"Ik heb altijd gedacht dat het Paradijs een soort bibliotheek zou zijn" - Jorge Luis Borges

Copenhagenize

Maandag, 15 oktober, 2018

Geschreven door: Mikael Colville-Andersen
Artikel door: Rijkert Knoppers

De definitieve fietsgids voor steden?

[Recensie] In de top twintig van fietsvriendelijke steden over de wereld doet Nederland het niet slecht, met Utrecht op de tweede en Amsterdam op de derde plaats, zo blijkt uit een onderzoek uit 2017 door het Amerikaanse techniekblad Wired. Maar Kopenhagen staat al jaren met stip bovenaan, en veel steden zouden van de Deense hoofdstad op het gebied van de fietsinfrastructuur kunnen leren, zo lezen we in het onlangs verschenen Copenhagenize. Min of meer bij toeval begon de auteur, de van oorsprong Canadese Mikael Colville-Andersen, die sinds 1994 in Kopenhagen woont, zich van begin af aan te interesseren voor het populaire gebruik van de fiets aldaar: eerst door het nemen van foto’s van mensen op straat, later begon hij, “zoals iedereen in die tijd”, met een blog.
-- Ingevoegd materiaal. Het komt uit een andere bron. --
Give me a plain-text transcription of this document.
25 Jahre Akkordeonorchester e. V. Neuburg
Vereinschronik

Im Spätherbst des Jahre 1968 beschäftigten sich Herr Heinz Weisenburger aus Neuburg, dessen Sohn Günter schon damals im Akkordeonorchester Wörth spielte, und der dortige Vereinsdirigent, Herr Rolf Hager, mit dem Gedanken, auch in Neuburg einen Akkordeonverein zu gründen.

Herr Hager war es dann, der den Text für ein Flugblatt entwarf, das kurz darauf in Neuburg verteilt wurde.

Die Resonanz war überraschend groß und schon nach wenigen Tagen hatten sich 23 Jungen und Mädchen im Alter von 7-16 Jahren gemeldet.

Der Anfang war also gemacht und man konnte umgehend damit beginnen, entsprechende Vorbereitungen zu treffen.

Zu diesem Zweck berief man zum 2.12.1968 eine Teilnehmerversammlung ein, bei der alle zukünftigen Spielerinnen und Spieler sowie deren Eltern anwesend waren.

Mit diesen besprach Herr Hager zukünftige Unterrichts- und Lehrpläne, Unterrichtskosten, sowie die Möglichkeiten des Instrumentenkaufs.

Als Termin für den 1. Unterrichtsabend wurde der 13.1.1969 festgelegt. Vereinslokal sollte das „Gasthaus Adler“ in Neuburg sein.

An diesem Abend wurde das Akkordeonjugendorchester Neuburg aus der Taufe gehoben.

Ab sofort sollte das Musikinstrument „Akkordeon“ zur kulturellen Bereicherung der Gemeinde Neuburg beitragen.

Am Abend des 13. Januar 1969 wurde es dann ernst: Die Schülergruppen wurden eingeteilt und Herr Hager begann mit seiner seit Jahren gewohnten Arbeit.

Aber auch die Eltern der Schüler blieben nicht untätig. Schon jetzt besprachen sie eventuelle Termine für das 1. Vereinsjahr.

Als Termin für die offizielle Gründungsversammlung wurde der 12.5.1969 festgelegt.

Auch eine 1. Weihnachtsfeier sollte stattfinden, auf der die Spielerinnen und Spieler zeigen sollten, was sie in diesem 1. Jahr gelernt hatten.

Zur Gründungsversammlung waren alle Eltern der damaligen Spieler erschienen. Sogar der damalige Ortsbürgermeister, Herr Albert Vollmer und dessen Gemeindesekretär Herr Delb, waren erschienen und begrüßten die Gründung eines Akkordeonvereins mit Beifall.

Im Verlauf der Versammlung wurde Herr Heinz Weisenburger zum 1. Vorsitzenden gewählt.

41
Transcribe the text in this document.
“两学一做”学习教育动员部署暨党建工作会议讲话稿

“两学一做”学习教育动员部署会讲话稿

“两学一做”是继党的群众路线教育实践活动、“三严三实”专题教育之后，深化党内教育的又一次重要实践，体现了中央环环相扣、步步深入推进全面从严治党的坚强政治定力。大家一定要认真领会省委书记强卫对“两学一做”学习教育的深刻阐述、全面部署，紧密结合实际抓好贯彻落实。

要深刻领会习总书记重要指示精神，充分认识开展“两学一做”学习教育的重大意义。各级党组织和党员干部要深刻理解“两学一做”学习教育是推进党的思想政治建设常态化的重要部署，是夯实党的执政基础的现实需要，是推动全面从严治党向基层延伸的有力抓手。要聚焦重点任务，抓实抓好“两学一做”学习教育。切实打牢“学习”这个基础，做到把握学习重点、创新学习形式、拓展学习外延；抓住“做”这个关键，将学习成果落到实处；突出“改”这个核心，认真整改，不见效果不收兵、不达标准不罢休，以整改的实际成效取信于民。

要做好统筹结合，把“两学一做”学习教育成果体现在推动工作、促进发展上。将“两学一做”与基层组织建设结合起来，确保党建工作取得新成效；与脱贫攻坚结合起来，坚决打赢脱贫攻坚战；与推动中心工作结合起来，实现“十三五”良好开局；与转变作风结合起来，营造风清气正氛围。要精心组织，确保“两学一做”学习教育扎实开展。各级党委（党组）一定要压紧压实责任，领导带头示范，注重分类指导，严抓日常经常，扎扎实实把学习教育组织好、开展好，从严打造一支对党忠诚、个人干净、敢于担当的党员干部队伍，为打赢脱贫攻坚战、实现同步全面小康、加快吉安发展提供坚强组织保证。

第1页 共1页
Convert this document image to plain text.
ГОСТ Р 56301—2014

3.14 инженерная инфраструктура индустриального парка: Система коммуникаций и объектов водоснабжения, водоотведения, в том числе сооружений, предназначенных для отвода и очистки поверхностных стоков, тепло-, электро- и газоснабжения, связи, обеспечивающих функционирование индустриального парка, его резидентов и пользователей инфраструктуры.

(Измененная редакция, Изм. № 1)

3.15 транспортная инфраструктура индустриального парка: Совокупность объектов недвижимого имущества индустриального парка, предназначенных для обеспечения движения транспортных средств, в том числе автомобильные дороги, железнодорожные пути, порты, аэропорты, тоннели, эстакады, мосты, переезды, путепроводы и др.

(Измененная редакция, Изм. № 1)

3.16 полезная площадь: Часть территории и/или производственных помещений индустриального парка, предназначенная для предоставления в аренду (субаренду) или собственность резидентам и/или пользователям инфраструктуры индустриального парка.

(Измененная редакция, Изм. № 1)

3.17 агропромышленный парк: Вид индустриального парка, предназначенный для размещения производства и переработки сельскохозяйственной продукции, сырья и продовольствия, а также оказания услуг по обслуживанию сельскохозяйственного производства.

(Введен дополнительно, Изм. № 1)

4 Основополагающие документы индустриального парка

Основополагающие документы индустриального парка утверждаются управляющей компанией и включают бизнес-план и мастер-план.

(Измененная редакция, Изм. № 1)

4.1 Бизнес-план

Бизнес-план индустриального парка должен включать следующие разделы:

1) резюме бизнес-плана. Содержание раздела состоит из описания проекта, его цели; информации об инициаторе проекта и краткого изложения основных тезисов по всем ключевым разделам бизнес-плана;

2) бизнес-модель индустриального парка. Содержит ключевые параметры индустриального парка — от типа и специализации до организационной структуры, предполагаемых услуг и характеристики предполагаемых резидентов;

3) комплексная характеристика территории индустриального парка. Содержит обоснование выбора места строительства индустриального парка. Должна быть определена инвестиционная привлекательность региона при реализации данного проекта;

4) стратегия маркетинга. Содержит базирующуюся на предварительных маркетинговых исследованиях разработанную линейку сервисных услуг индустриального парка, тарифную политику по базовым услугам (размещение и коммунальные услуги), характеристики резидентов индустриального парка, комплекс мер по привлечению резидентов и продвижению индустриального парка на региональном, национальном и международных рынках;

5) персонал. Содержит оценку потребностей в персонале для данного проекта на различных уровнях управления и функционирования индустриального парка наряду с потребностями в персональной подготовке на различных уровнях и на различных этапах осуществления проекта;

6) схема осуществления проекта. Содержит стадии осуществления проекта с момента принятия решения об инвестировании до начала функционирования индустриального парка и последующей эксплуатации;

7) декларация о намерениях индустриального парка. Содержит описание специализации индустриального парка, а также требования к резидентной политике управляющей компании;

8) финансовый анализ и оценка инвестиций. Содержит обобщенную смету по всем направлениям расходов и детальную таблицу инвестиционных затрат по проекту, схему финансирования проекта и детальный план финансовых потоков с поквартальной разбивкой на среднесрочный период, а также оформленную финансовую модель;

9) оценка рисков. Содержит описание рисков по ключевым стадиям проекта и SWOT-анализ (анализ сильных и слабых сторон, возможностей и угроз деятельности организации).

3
Hierin stond het fietsen in binnenstedelijke gebieden als onderwerp centraal. Dit leidde uiteindelijk tot oprichting van een adviesbureau op dit vlak, en inmiddels is hij uitgegroeid tot een internationaal bekende promotor van fietsverkeer.

Het feit dat de auteur vooral in de vorm van een blog gewend was zijn informatie te presenteren lijkt hij niet verleerd te zijn, want het boek bestaat uit een tamelijk onsamenhangend samenraapsel van losse verhalen over alles wat met fietsen te maken heeft. Veelvuldige uitstapjes naar het verleden en naar andere steden maken het volgen van het betoog tamelijk moeizaam. Veel van de ideeën blijven verder ook aan de oppervlakte hangen. Zoals het plan om zones in te stellen waarin voor al het verkeer een maximum snelheid van 30 km/uur zou moeten gelden. Geen nieuw plan, er is al lang geleden een experiment op dit gebied in de Duitse stad Buxtehude geweest, dat positief heeft uitgepakt. Ook de originaliteit ontbreekt, zo blijkt Parijs allang plannen voor het jaar 2020 te hebben, om dergelijke zones te realiseren. En al wandelend door delen van Barcelona waar een maximum snelheid van 30 km/uur geldt, constateert Colville-Andersen dat een gevoel van beschaving teweeg brengt. Tja. Daar blijft het trouwens ook bij, geen nadere analyse waarom een dergelijk plan in de ene stad misschien beter zal lukken dan in de andere, laat staan dat er aanbevelingen in de tekst zouden staan.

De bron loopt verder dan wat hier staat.